Planned example diet (total 2,900, so slightly less than before):

Breakfast:
2 eggs (125 kcal), 2 toast (200kcal – it’s a small piece), margarine (100kcal)
Workout normally goes here

Lunch:
Fruit smoothie (250kcal), Rice (400 kcal), tuna (200 kcal), big salad, saladcream (100 kcal)

Dinner:
Jacket potato (350 kcal), margarine (75kcal), steak, fried (350kcal), Broccoli (50kcal), Peas (50kcal)

Post dinner:
2 square dark chocolate (100 kcal)

Other/snacks:
Tea with skimmed throughout the day (150kcal), 3 oat biscuits (150 kcal)

This comes out at 2,650. I actually want to be at 2,900, however I think I will because over the course of a week I’ll have:

• 3 bottles of beer, which averages to 50kcal extra per day
• 3 “somethings”, at 400 kcal each, averaging out to 171kcal. This could be anything from snacking on a couple of sausages to a pudding. If I decide I need to reduce more than I have done, this will be what is targeted. However, this category is also kinda the essence of pleasure from life, so if my conditioning is improving I won’t drop this.

The total of the proposed diet is therefore just under 2,900.

Note: I’m happier making quantitative changes than qualitive changes to my diet because for the first time in my life I no-longer have IBS. I generally respond well to eating wholemeal carbs, for example.

Thanks again everyone for your input. It really is super appreciated.

Why do you want to be at 2.9k calories? If you quote on quote got fat from eating 3.1k calories, there is no way you’re losing fat at an appreciable rate (or even at all) on only 200 calories less. If you’re gaining fat at that caloric intake, you might be anywhere from 300 to 500 calories above maintenance (possibly more), so if you want to aim for a 500 calorie deficit, you’re going to have to decrease your intake by anywhere from 800 to 1000 calories.

You can do it progressively if you aren’t used to it, but I don’t really recommend that. If you even decrease by 200 calories each week, it’ll take you around a month to get to the intake you should be at, and that’s pretty much wasted time. Remember: you don’t want to be dieting for too long.

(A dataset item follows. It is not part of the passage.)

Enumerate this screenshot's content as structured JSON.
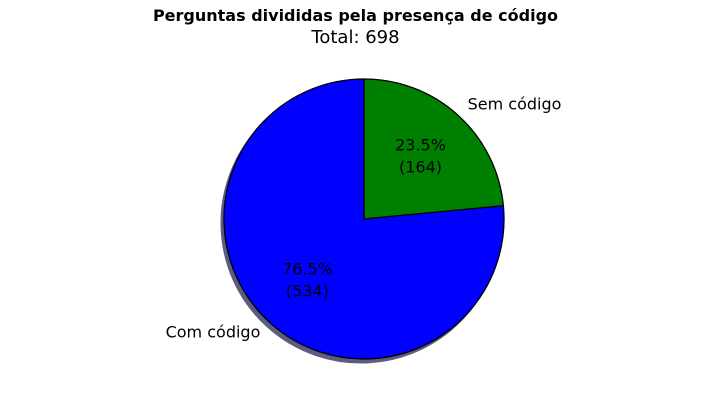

You should aim for that sweet spot that gets you there as fast as possible and without going too low with the calories.

I usually have 3.1k calories daily as well when I’m gaining mass. When I cut, I go to 2000-2,200 calories. It works just fine for me. I bet if you do it and stick to it (no extra beers and bullshit, only eat what you decide in advance) for 6-8 weeks, you’ll be amazed by the results.

Summing up:

  • train hard 3-5 days a week. Focus on beating your pr’s and aim for gaining strength
  • eat 2000-2200 calories a day. Have 1 g of protein per pound of bodyweight. Slightly more if so you feel. Partition the remaining calories between carbs and fats however you prefer
  • have lots of veggies to keep you full and choose mostly nutritious foods
  • don’t neglect conditioning. Do 1-2 hard conditioning sessions a week, and as many easy conditioning sessions you want. Auto regulate on this. You can ride a bike, take a walk or jog, whatever. Keep your activity levels high. I like long walks for easy conditioning and hill sprints (I actually hate those, but you gotta pick your poison).

I left some freedom, as I’m sure you noticed, regarding training. Do what has been working for you.

Stick to this plan. No excuses. I lost 10 pounds throughout this pandemic so far and I didn’t even have a barbell. Don’t cheat yourself and in a month or two you’ll be so happy about your accomplishments.